Aylar önce ormanda, dikenli sarmaşıklar arasında yitmiş siyah bir ağaca rastlamıştım. Ben ırkçı değilim esasında ağaçları siyah beyaz diye ayırmam ama bunun bakışları beni rahatsız etti.  Dik dik bakıyor diye aldım kireç kovasını başladım gövdesini beyaza boyamaya. Tüm bitkiler gülmeye başladı sözüm ona siyah olan bu ağaca. Çünkü boya sürdükçe dalları yaprakları dökülmeye başladı. Ben fırçayı sürdükçe, ağaç sanki gövdesinden testere ile dallarını kesiyormuşum gibi ağlıyordu. Kardeşim bir banyo yaparsın geçer, ben sadece sana bir ders vermek istedim. Kireç bu sonuçta.

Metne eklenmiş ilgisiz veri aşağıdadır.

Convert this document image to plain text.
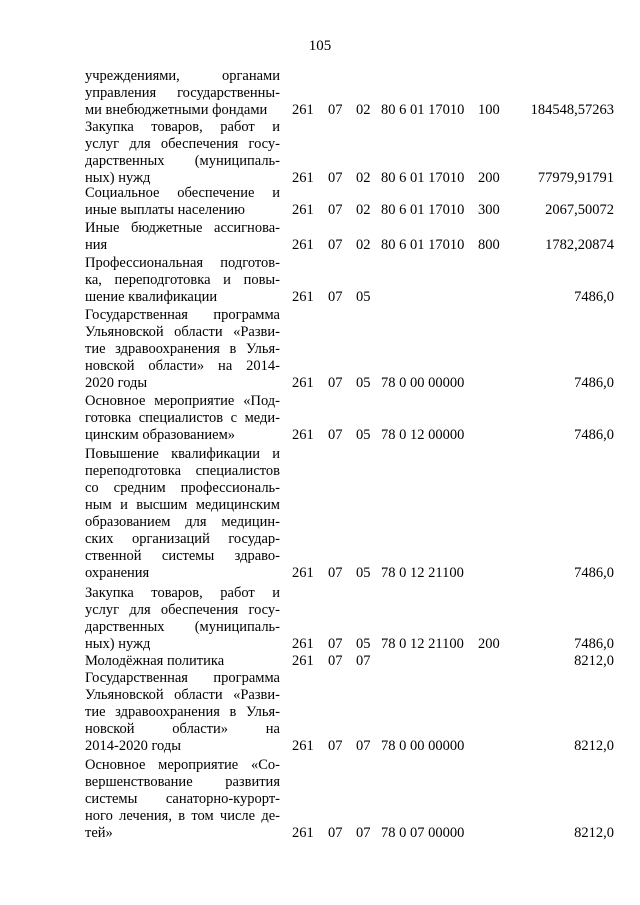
105
учреждениями, органами
управления государственны-
ми внебюджетными фондами	261 07 02 80 6 01 17010 100 184548,57263
Закупка товаров, работ и
услуг для обеспечения госу-
дарственных (муниципаль-
ных) нужд	261 07 02 80 6 01 17010 200	77979,91791
Социальное обеспечение и
иные выплаты населению	261 07 02 80 6 01 17010 300	2067,50072
Иные бюджетные ассигнова-
ния	261 07 02 80 6 01 17010 800	1782,20874
Профессиональная подготов-
ка, переподготовка и повы-
шение квалификации	261 07 05	7486,0
Государственная программа
Ульяновской области «Разви-
тие здравоохранения в Улья-
новской области» на 2014-
2020 годы	261 07 05 78 0 00 00000	7486,0
Основное мероприятие «Под-
готовка специалистов с меди-
цинским образованием»	261 07 05 78 0 12 00000	7486,0
Повышение квалификации и
переподготовка специалистов
со средним профессиональ-
ным и высшим медицинским
образованием для медицин-
ских организаций государ-
ственной системы здраво-
охранения	261 07 05 78 0 12 21100	7486,0
Закупка товаров, работ и
услуг для обеспечения госу-
дарственных (муниципаль-
ных) нужд	261 07 05 78 0 12 21100 200	7486,0
Молодёжная политика	261 07 07	8212,0
Государственная программа
Ульяновской области «Разви-
тие здравоохранения в Улья-
новской области» на
2014-2020 годы	261 07 07 78 0 00 00000	8212,0
Основное мероприятие «Со-
вершенствование развития
системы санаторно-курорт-
ного лечения, в том числе де-
тей»	261 07 07 78 0 07 00000	8212,0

Bu kadar dertlenip kozalak dökecek ne var dedim.    Orman korucusu geldi yanıma.  Bu ağacı beyaza boyayamazsınız dedi.  Baktım korucu da zenci. Başladım onu da boyamaya. O kaçıyor ben ormanın için bir elimde kova bir elimde fırça korucuyu kovalıyorum.  Nefesi bitti göl kenarına vardığımızda. Diz çöktü ve yalvardı. Al şu göl kıyısından çamuru beni çamura bula. Ama lütfen beyaza boyama dedi. Nedir senin beyazla derdin dedim.  Mazimdeki acılarım, atalarımın dinmeyen gözyaşlarının nedeni hep beyaz olanlardır. Lütfen geçici bile olsa beni beyaza boyama. Bu benim geçmişime ihanet olur. Anladım böylece siyah ağacın debelenişini. Korucuyu saldım. Kendi başımdan aşağı zifti döktüm. Aynaya bakıyorum, siyahım ve vicdanım bir başka rahat.